进程和线程

2017-06-28  本文已影响19人  狗狗胖妞

进程和线程

什么是进程(process)?

An executing instance of a program is called a process. (进程就是资源的集合)
程序并不能单独运行,只有将程序装载到内存中,系统为它分配资源才能运行,而这种执行的程序就称之为进程。程序和进程的区别就在于:程序是指令的集合,它是进程运行的静态描述文本;进程是程序的一次执行活动,属于动态概念。

在多道编程中,我们允许多个程序同时加载到内存中,在操作系统的调度下,可以实现并发地执行。这是这样的设计,大大提高了CPU的利用率。进程的出现让每个用户感觉到自己独享CPU,因此,进程就是为了在CPU上实现多道编程而提出的。

什么是线程(thread)?

线程是操作系统能够进行运算调度的最小单位。它被包含在进程之中,是进程中的实际运作单位。一条线程指的是进程中一个单一顺序的控制流,一个进程中可以并发多个线程,每条线程并行执行不同的任务

A thread is an execution context, which is all the information a CPU needs to execute a stream of instructions.

Suppose you're reading a book, and you want to take a break right now, but you want to be able to come back and resume reading from the exact point where you stopped. One way to achieve that is by jotting down the page number, line number, and word number.

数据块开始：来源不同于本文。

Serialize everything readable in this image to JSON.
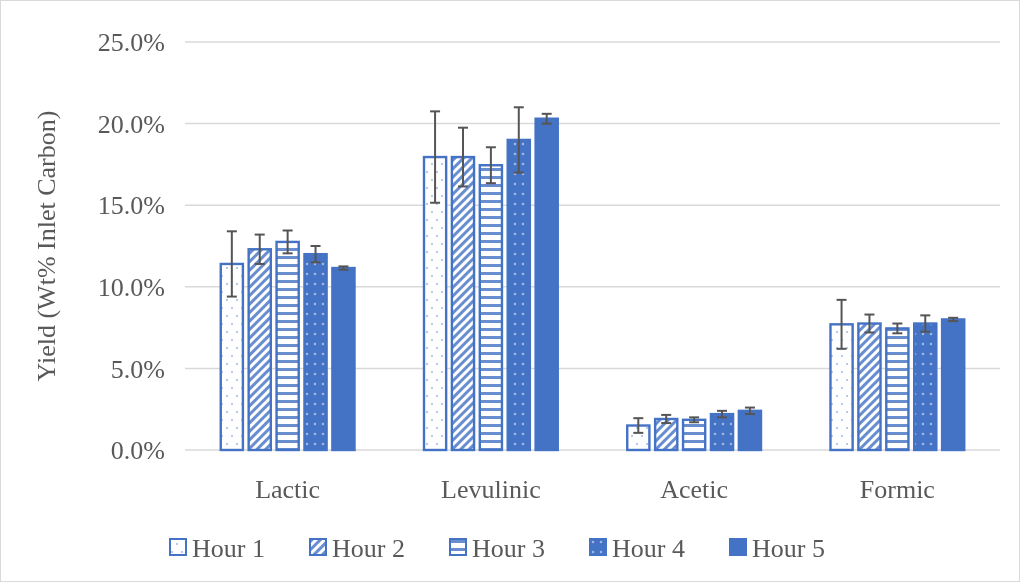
{
  "chart_data": {
    "type": "bar",
    "ylabel": "Yield (Wt% Inlet Carbon)",
    "categories": [
      "Lactic",
      "Levulinic",
      "Acetic",
      "Formic"
    ],
    "series": [
      {
        "name": "Hour 1",
        "color": "#4472c4",
        "values": [
          11.4,
          17.95,
          1.5,
          7.7
        ],
        "errors": [
          2.0,
          2.8,
          0.45,
          1.5
        ]
      },
      {
        "name": "Hour 2",
        "color": "#4472c4",
        "values": [
          12.3,
          17.95,
          1.9,
          7.75
        ],
        "errors": [
          0.9,
          1.8,
          0.25,
          0.55
        ]
      },
      {
        "name": "Hour 3",
        "color": "#4472c4",
        "values": [
          12.75,
          17.45,
          1.85,
          7.45
        ],
        "errors": [
          0.7,
          1.1,
          0.15,
          0.3
        ]
      },
      {
        "name": "Hour 4",
        "color": "#4472c4",
        "values": [
          12.0,
          19.0,
          2.2,
          7.75
        ],
        "errors": [
          0.5,
          2.0,
          0.2,
          0.5
        ]
      },
      {
        "name": "Hour 5",
        "color": "#4472c4",
        "values": [
          11.15,
          20.3,
          2.4,
          8.0
        ],
        "errors": [
          0.1,
          0.3,
          0.2,
          0.1
        ]
      }
    ],
    "ylim": [
      0,
      25
    ],
    "yticks": [
      {
        "value": 0,
        "label": "0.0%"
      },
      {
        "value": 5,
        "label": "5.0%"
      },
      {
        "value": 10,
        "label": "10.0%"
      },
      {
        "value": 15,
        "label": "15.0%"
      },
      {
        "value": 20,
        "label": "20.0%"
      },
      {
        "value": 25,
        "label": "25.0%"
      }
    ],
    "grid": "y",
    "legend": "bottom"
  }
}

So your execution context for reading a book is these 3 numbers.

If you have a roommate, and she's using the same technique, she can take the book while you're not using it, and resume reading from where she stopped. Then you can take it back, and resume it from where you were.

Threads work in the same way. A CPU is giving you the illusion that it's doing multiple computations at the same time. It does that by spending a bit of time on each computation. It can do that because it has an execution context for each computation. Just like you can share a book with your friend, many tasks can share a CPU.

On a more technical level, an execution context (therefore a thread) consists of the values of the CPU's registers.

Last: threads are different from processes. A thread is a context of execution, while a process is a bunch of resources associated with a computation. A process can have one or many threads.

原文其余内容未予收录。